After the Glorious Revolution, Parliament grew of importance, increased its power and became the real ruler of the country. All that happened with the consent of the King. Some laws which limited the Royal powers were passed. Among them the most important were The Bill of Right (1689) and The Act of Settlement (1701), which ensured that future monarchs should have been protestant because the Catholics were excluded from succession.
As far as politics, there were two political parties, The Whigs and The Tories which gave rise to the modern two-party parliamentary system. The division between them was not so clear and groups in Parliament acted according to their own interests and not to any political programme. The Whigs, however, wanted to maintain the power of Parliament against the King, supported the interests of trade and finance and did not condemn the Dissenters while the Tories wanted a stronger King, protected the authority of the Anglican Church and supported the rights of the landowners. In 1707 The Act of Union was passed by the parliament of England and Wales and the parliament of Scotland. The Act stated that there was to be one parliament for the three countries thus forming Great Britain.
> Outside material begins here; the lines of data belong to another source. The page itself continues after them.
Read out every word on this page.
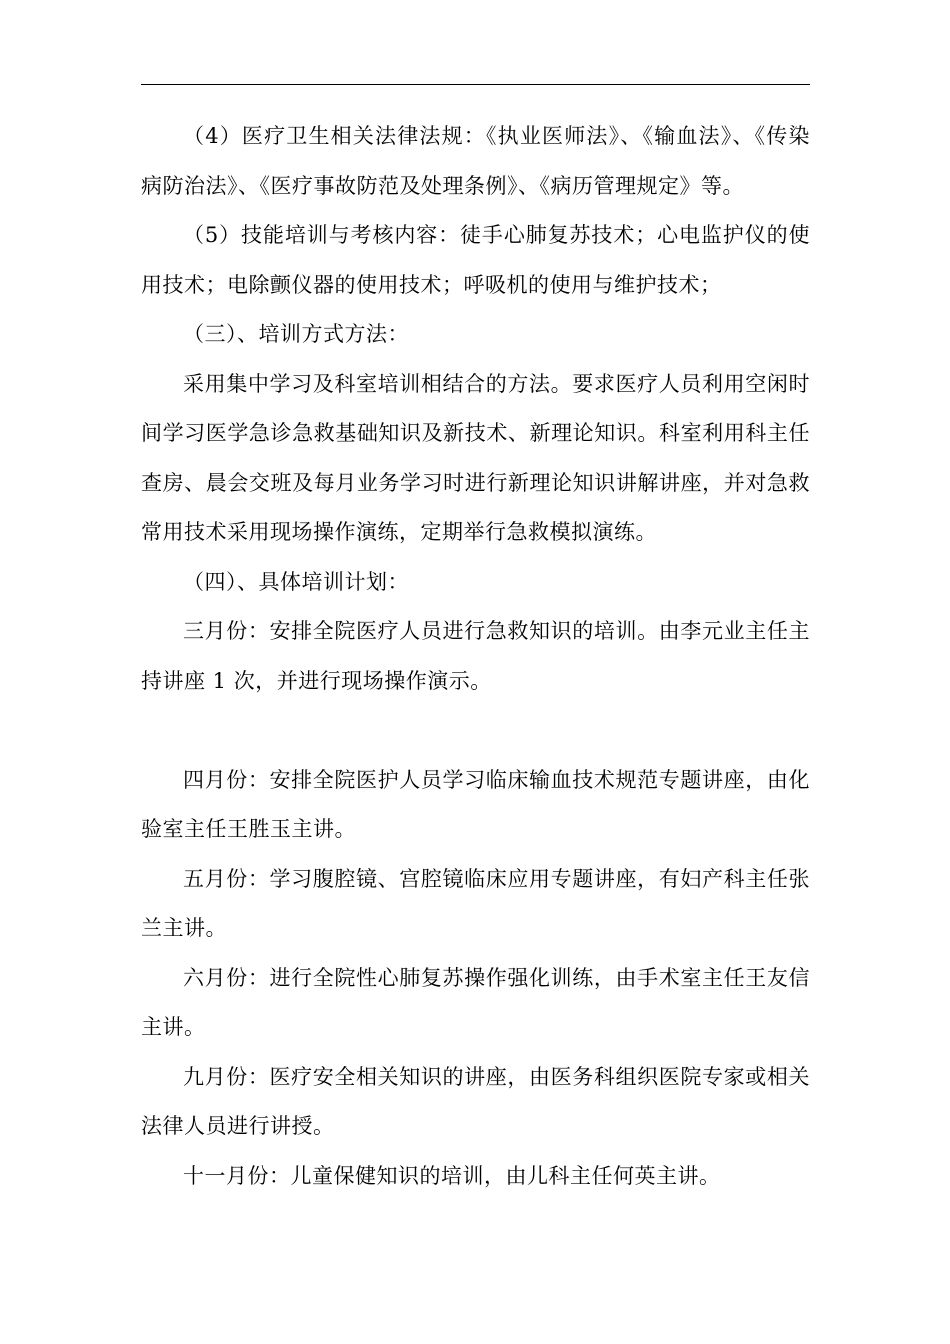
（4）医疗卫生相关法律法规：《执业医师法》、《输血法》、《传染病防治法》、《医疗事故防范及处理条例》、《病历管理规定》等。

（5）技能培训与考核内容：徒手心肺复苏技术；心电监护仪的使用技术；电除颤仪器的使用技术；呼吸机的使用与维护技术；

（三）、培训方式方法：

采用集中学习及科室培训相结合的方法。要求医疗人员利用空闲时间学习医学急诊急救基础知识及新技术、新理论知识。科室利用科主任查房、晨会交班及每月业务学习时进行新理论知识讲解讲座，并对急救常用技术采用现场操作演练，定期举行急救模拟演练。

（四）、具体培训计划：

三月份：安排全院医疗人员进行急救知识的培训。由李元业主任主持讲座 1 次，并进行现场操作演示。

四月份：安排全院医护人员学习临床输血技术规范专题讲座，由化验室主任王胜玉主讲。

五月份：学习腹腔镜、宫腔镜临床应用专题讲座，有妇产科主任张兰主讲。

六月份：进行全院性心肺复苏操作强化训练，由手术室主任王友信主讲。

九月份：医疗安全相关知识的讲座，由医务科组织医院专家或相关法律人员进行讲授。

十一月份：儿童保健知识的培训，由儿科主任何英主讲。
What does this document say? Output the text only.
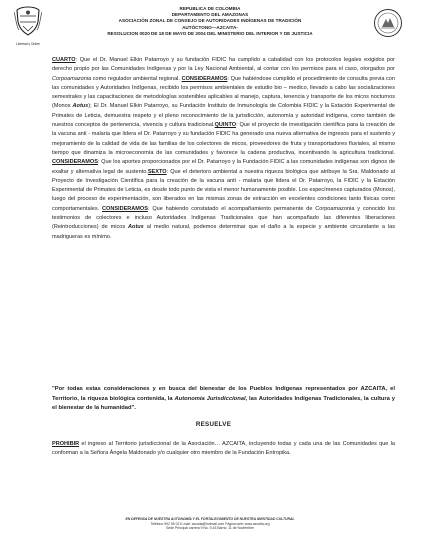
Libertad y Orden
REPUBLICA DE COLOMBIA
DEPARTAMENTO DEL AMAZONAS
ASOCIACIÓN ZONAL DE CONSEJO DE AUTORIDADES INDÍGENAS DE TRADICIÓN
AUTÓCTONO—AZCAITA-
RESOLUCION 0020 DE 18 DE MAYO DE 2004 DEL MINISTERIO DEL INTERIOR Y DE JUSTICIA

CUARTO: Que el Dr. Manuel Elkin Patarroyo y su fundación FIDIC ha cumplido a cabalidad con los protocolos legales exigidos por derecho propio por las Comunidades Indígenas y por la Ley Nacional Ambiental, al contar con los permisos para el caso, otorgados por Corpoamazonia como regulador ambiental regional. CONSIDERAMOS: Que habiéndose cumplido el procedimiento de consulta previa con las comunidades y Autoridades Indígenas, recibido los permisos ambientales de estudio bio – medico, llevado a cabo las socializaciones semestrales y las capacitaciones de metodologías sostenibles aplicables al manejo, captura, tenencia y transporte de los micos nocturnos (Monos Aotus); El Dr. Manuel Elkin Patarroyo, su Fundación Instituto de Inmunología de Colombia FIDIC y la Estación Experimental de Primates de Leticia, demuestra respeto y el pleno reconocimiento de la jurisdicción, autonomía y autoridad indígena, como también de nuestros conceptos de pertenencia, vivencia y cultura tradicional.QUINTO: Que el proyecto de investigación científica para la creación de la vacuna anti - malaria que lidera el Dr. Patarroyo y su fundación FIDIC ha generado una nueva alternativa de ingresos para el sustento y mejoramiento de la calidad de vida de las familias de los colectores de micos, proveedores de fruta y transportadores fluviales, al mismo tiempo que dinamiza la microeconomía de las comunidades y favorece la cadena productiva, incentivando la agricultura tradicional. CONSIDERAMOS: Que los aportes proporcionados por el Dr. Patarroyo y la Fundación FIDIC a las comunidades indígenas son dignos de exaltar y alternativa legal de sustento.SEXTO: Que el deterioro ambiental a nuestra riqueza biológica que atribuye la Sra. Maldonado al Proyecto de Investigación Científica para la creación de la vacuna anti - malaria que lidera el Dr. Patarroyo, la FIDIC y la Estación Experimental de Primates de Leticia, es desde todo punto de vista el menor humanamente posible. Los especímenes capturados (Monos), luego del proceso de experimentación, son liberados en las mismas zonas de extracción en excelentes condiciones tanto físicas como comportamentales. CONSIDERAMOS: Que habiendo constatado el acompañamiento permanente de Corpoamazonia y conocido los testimonios de colectores e incluso Autoridades Indígenas Tradicionales que han acompañado las diferentes liberaciones (Reintroducciones) de micos Aotus al medio natural, podemos determinar que el daño a la especie y ambiente circundante a las madrigueras es mínimo.

"Por todas estas consideraciones y en busca del bienestar de los Pueblos Indígenas representados por AZCAITA, el Territorio, la riqueza biológica contenida, la Autonomía Jurisdiccional, las Autoridades Indígenas Tradicionales, la cultura y el bienestar de la humanidad".
RESUELVE
PROHIBIR el ingreso al Territorio jurisdiccional de la Asociación… AZCAITA, incluyendo todas y cada una de las Comunidades que la conforman a la Señora Ángela Maldonado y/o cualquier otro miembro de la Fundación Entropika.
EN DEFENSA DE NUESTRA AUTONOMÍA Y EL FORTALECIMIENTO DE NUESTRA IDENTIDAD CULTURAL
Teléfono 592 59 02 E-mail: azcaita@hotmail.com Página web: www.azcaita.org
Sede Principal carrera 9 No. 9-43 Barrio: 11 de Noviembre
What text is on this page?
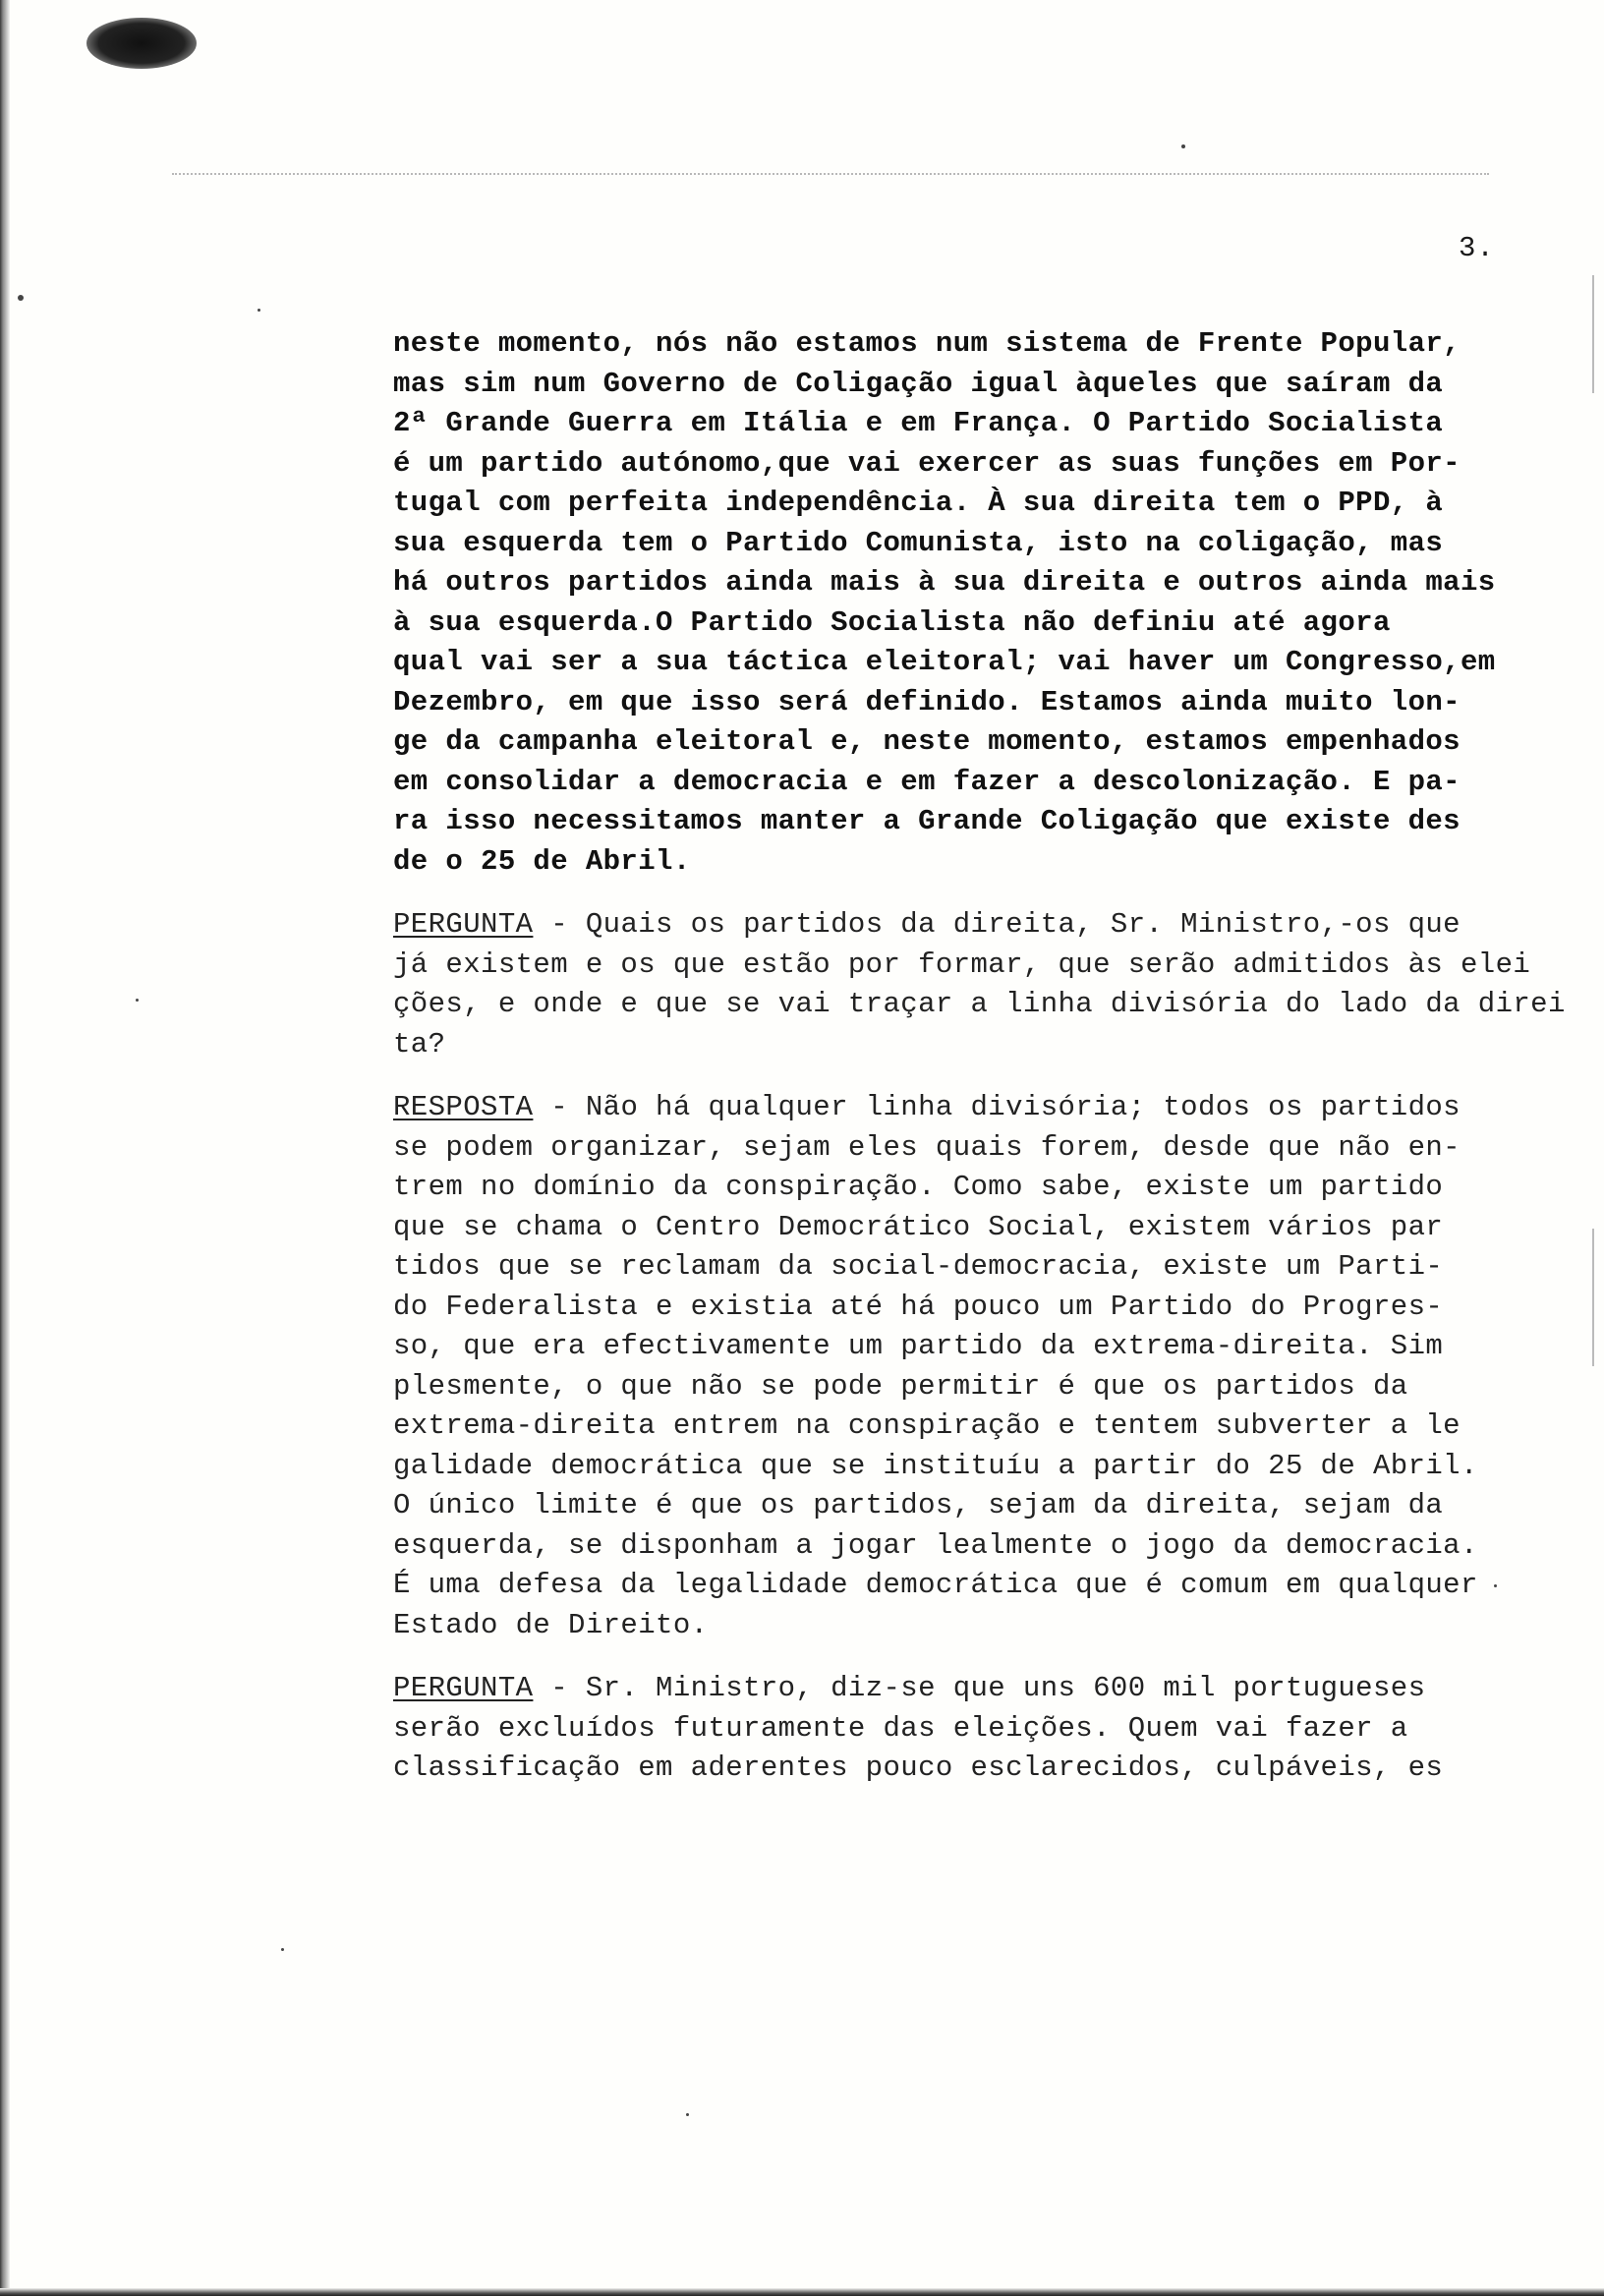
3.
neste momento, nós não estamos num sistema de Frente Popular,
mas sim num Governo de Coligação igual àqueles que saíram da
2ª Grande Guerra em Itália e em França. O Partido Socialista
é um partido autónomo,que vai exercer as suas funções em Por-
tugal com perfeita independência. À sua direita tem o PPD, à
sua esquerda tem o Partido Comunista, isto na coligação, mas
há outros partidos ainda mais à sua direita e outros ainda mais
à sua esquerda.O Partido Socialista não definiu até agora
qual vai ser a sua táctica eleitoral; vai haver um Congresso,em
Dezembro, em que isso será definido. Estamos ainda muito lon-
ge da campanha eleitoral e, neste momento, estamos empenhados
em consolidar a democracia e em fazer a descolonização. E pa-
ra isso necessitamos manter a Grande Coligação que existe des
de o 25 de Abril.
PERGUNTA - Quais os partidos da direita, Sr. Ministro,-os que
já existem e os que estão por formar, que serão admitidos às elei
ções, e onde e que se vai traçar a linha divisória do lado da direi
ta?
RESPOSTA - Não há qualquer linha divisória; todos os partidos
se podem organizar, sejam eles quais forem, desde que não en-
trem no domínio da conspiração. Como sabe, existe um partido
que se chama o Centro Democrático Social, existem vários par
tidos que se reclamam da social-democracia, existe um Parti-
do Federalista e existia até há pouco um Partido do Progres-
so, que era efectivamente um partido da extrema-direita. Sim
plesmente, o que não se pode permitir é que os partidos da
extrema-direita entrem na conspiração e tentem subverter a le
galidade democrática que se instituíu a partir do 25 de Abril.
O único limite é que os partidos, sejam da direita, sejam da
esquerda, se disponham a jogar lealmente o jogo da democracia.
É uma defesa da legalidade democrática que é comum em qualquer
Estado de Direito.
PERGUNTA - Sr. Ministro, diz-se que uns 600 mil portugueses
serão excluídos futuramente das eleições. Quem vai fazer a
classificação em aderentes pouco esclarecidos, culpáveis, es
During that period a new social class began to emerge: the middle class, also known as the Bourgeoisie. It grew rich, thanks to the exploitation of the colonial trade. As England became richer, English people became more tolerant and less obsessed with religion. The influential philosopher John Locke expressed this new attitude in his Epistola de Tolerantia ,published in 1689, in which, after pointing out that religious controversies easily can lead to a civil war, he argued that the state should not interfere in religion, which was a matter of private conscience, and religion should not interfere in government matters. In the same year Parliament passed The Toleration Act, which recognized freedom of worship to all dissenters, excluded the Catholics. Freedom of trade increased in the same way as religious tolerance. In 1776 the Scottish economist Adam Smith published On the Wealth of Nations. He thought that if people were left free to follow their own commercial interests, more goods and money would circulate and all society would get richer. According to Smith’s Laissez-faire theory, the State should not interfere too much in economic matters and the individual should be able to decide for himself.
The growth of the middle class also helped the appearance of newspapers. Their desire to be informed helped the boom of journalism. Being literate and more involved in politics, they wanted to read about political matters. To satisfy their need, regular daily newspapers began to appear. They circulated mainly in the big cities and were often read in the Coffee-houses, where men used to meet to exchange ideas and opinions, discuss about local latest news and read newspapers. Even if newspapers had existed since the 17th century, it was only in the 18th century that they began to become influential. The Tatler, The Examiner, The Spectator and The Daily Universal Register, now known as The Times, were some titles. The most important was The Spectator, edited by Joseph Addison and Richard Steele.
THE INDUSTRIAL REVOLUTION: The industrial revolution began in the late 18th century and made England the richest country in the world. The label may lead to a misunderstanding because the changes in the industry were not sudden, but were the result of long, gradual developments; they were evolutionary rather than revolutionary. In the long distance, however, they brought a revolution in the British life. The label was used by scholars during the 1830s. Looking back into the recent past, they were struck by the many changes that had occurred between 1760 and 1790. They saw that changes had completely altered man’s way of living. Someone (J.A.Blanqui) spoke of the changes as an “industrial revolution” and the term entered the language use to indicate that period.
Before the 1760s, farming was the most important occupation of all people. The ordinary man was a farmer and lived in a village. He raised his own food, made cloths, furniture and tools at home utilising what he produced in the farm: wool, wood, leather and so on. In the towns, which were generally quite small, some manufacturing was carried on. Some goods were manufactured under the domestic system, which was then a new and revolutionary idea:an organizer distributed raw materials to workers in their homes and collected the finished products. He owned the raw materials, paid for work done and took the risk of finding a market.
Town products were exchanged for food from the country districts. They were also exported in payment for luxuries imported from abroad, traded for slaves or sent to the colonies to pay for raw materials which they sent to Europe. This trade was in the hands of a small numbers of merchants and mercantile companies; profits were enormous and some persons grew very rich.
The Revolution was started by the invention of the steam-engine and by the introduction of textile machines which made handwork unprofitable. It brought many changes in every field and turned England in an industrial country. The agriculture was abandoned and people began to move towards the new industrial towns where the new factories were built. The consequence was the overpopulation of these towns and its effects on the workers’ way of living; they were housed in unhealthy districts called slums and lived on very bad conditions; they were forced to work hard for 12 to 19 hours a day; women and children were exploited and the wages were very low. All that brought to the development of two different social classes, the capitalist bourgeoisie and the proletariat, and to the first form of Trade Unions, organizations that defended the workers and helped them to better their lives.
This new Age was not all negative and on the whole it was considered an Age of progress and prosperity. Average people approached science and the development of the new middle class provided the reading public for literary works and, for the first time, prose became a new strong force to influence the readers’ thoughts.